1

I am using Python to extract data from an MSSQL database, using an ODBC connection. I am then trying to put the extracted data into an Excel file, using xlwt.

However this generates the following error:

UnicodeDecodeError: 'ascii' codec can't decode byte 0xd8 in position 20: ordinal not in range(128)

I have run the script to just print the data and established that the offending character in the database is an O with a slash through it. On the python print it shows as "\xd8".

The worksheet encoding for xlwt is set as UTF-8.

Is there any way to have this come straight through into Excel?

Edit

Full error message below:

C:\>python dbtest1.py
Traceback (most recent call last):
  File "dbtest1.py", line 24, in <module>
    ws.write(i,j,item)
  File "build\bdist.win32\egg\xlwt\Worksheet.py", line 1032, in write
  File "build\bdist.win32\egg\xlwt\Row.py", line 240, in write
  File "build\bdist.win32\egg\xlwt\Workbook.py", line 309, in add_str
  File "build\bdist.win32\egg\xlwt\BIFFRecords.py", line 25, in add_str
  File "C:\Python27\lib\encodings\utf_8.py", line 16, in decode 
    return codecs.utf_8_decode(input, errors, True)
UnicodeDecodeError: 'utf8' codec can't decode byte 0xd8 in position 20: invalid
continuation byte
RowerAl
  • 51
  • 1
  • 8
  • What you call the worksheet encoding is the encoding used by xlwt to DEcode incoming str objects. The default is `ascii`. Your error message is inconsistent with "is set as UTF-8". Please edit your question to show the traceback that is associated with the error message. – John Machin Jul 22 '12 at 22:54
  • So the error message changed. Perhaps you were mistaken about what encoding you were using initially. In any case: you don't have latin1. Use cp1252 or similar, depending on your locale.
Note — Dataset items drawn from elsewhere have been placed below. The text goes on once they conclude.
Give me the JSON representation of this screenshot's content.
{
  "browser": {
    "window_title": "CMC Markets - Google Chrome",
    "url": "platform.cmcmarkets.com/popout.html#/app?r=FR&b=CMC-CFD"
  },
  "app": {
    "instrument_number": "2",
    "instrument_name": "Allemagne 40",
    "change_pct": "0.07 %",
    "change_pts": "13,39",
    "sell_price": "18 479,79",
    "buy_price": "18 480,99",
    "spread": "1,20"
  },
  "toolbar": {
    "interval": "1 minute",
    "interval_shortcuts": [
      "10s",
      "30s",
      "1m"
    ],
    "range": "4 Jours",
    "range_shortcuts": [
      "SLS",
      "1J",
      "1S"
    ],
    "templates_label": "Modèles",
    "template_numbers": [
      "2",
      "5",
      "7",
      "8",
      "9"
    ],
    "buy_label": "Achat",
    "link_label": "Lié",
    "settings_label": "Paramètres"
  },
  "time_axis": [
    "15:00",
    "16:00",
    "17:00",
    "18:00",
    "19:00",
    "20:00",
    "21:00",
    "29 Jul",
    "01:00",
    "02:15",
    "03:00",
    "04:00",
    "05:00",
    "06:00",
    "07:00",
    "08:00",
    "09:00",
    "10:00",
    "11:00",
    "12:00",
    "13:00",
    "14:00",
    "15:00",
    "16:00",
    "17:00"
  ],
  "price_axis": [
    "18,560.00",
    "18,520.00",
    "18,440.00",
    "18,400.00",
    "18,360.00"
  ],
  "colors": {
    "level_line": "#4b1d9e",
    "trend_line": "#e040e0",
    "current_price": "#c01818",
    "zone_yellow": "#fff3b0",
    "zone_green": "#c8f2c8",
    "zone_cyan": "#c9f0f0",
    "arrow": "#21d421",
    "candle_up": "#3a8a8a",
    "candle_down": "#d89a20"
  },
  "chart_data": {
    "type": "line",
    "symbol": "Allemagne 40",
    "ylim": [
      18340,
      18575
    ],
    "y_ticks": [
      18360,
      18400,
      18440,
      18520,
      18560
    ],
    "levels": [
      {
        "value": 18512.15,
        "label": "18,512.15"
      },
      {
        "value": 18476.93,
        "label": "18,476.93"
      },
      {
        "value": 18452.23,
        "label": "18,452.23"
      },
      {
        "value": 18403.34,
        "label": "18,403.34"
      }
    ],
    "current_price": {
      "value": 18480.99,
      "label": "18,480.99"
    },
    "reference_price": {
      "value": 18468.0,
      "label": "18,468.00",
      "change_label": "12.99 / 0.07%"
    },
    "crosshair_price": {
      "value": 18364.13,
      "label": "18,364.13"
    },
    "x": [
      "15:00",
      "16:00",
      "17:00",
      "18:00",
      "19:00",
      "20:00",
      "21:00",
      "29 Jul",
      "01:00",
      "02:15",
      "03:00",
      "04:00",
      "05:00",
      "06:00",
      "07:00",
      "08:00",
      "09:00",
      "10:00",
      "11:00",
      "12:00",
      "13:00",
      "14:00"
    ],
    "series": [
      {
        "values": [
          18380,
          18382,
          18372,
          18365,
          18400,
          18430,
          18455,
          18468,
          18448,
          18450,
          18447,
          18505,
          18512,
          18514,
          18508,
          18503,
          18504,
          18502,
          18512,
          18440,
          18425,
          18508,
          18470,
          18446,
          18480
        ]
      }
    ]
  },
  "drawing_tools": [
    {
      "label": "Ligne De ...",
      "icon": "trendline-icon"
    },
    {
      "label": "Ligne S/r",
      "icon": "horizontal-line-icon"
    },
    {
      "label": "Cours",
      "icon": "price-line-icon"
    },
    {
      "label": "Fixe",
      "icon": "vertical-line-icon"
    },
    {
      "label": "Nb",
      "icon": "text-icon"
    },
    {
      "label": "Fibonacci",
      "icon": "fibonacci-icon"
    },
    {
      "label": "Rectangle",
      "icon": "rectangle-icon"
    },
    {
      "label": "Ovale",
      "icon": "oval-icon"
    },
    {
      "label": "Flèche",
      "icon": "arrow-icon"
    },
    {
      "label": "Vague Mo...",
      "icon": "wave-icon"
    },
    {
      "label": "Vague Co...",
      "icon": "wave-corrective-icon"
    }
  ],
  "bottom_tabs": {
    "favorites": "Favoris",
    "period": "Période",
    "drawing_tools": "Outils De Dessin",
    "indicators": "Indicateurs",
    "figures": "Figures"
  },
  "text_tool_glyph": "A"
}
Even better: persuade pyODBC to provide all text output as Python `unicode` objects. – John Machin Jul 24 '12 at 12:23
  • Yes - the top one was leaving it blank (so default ascii) and the second one was using UTF-8, I must have got a bit muddled somewhere. Thanks for your help - I'll have a look at pyODBC/a different method. – RowerAl Jul 24 '12 at 12:41

2 Answers2

4

Setting the workbook encoding to 'latin-1' seems to have achieved the same:

wb = xlwt.Workbook(encoding='latin-1') 

(It was set at 'UTF-8' before)

The other answer didn't work in my case as there were other fields that were not strings.

RowerAl
  • 51
  • 1
  • 8
-1

The SQL extraction seems to be returning strings encoded using ascii. You can convert them to unicode with:

data = unicode(input_string, 'latin-1')

You can then put them into a spreadsheet with xlwt.

xorsyst
  • 7,897
  • 5
  • 39
  • 58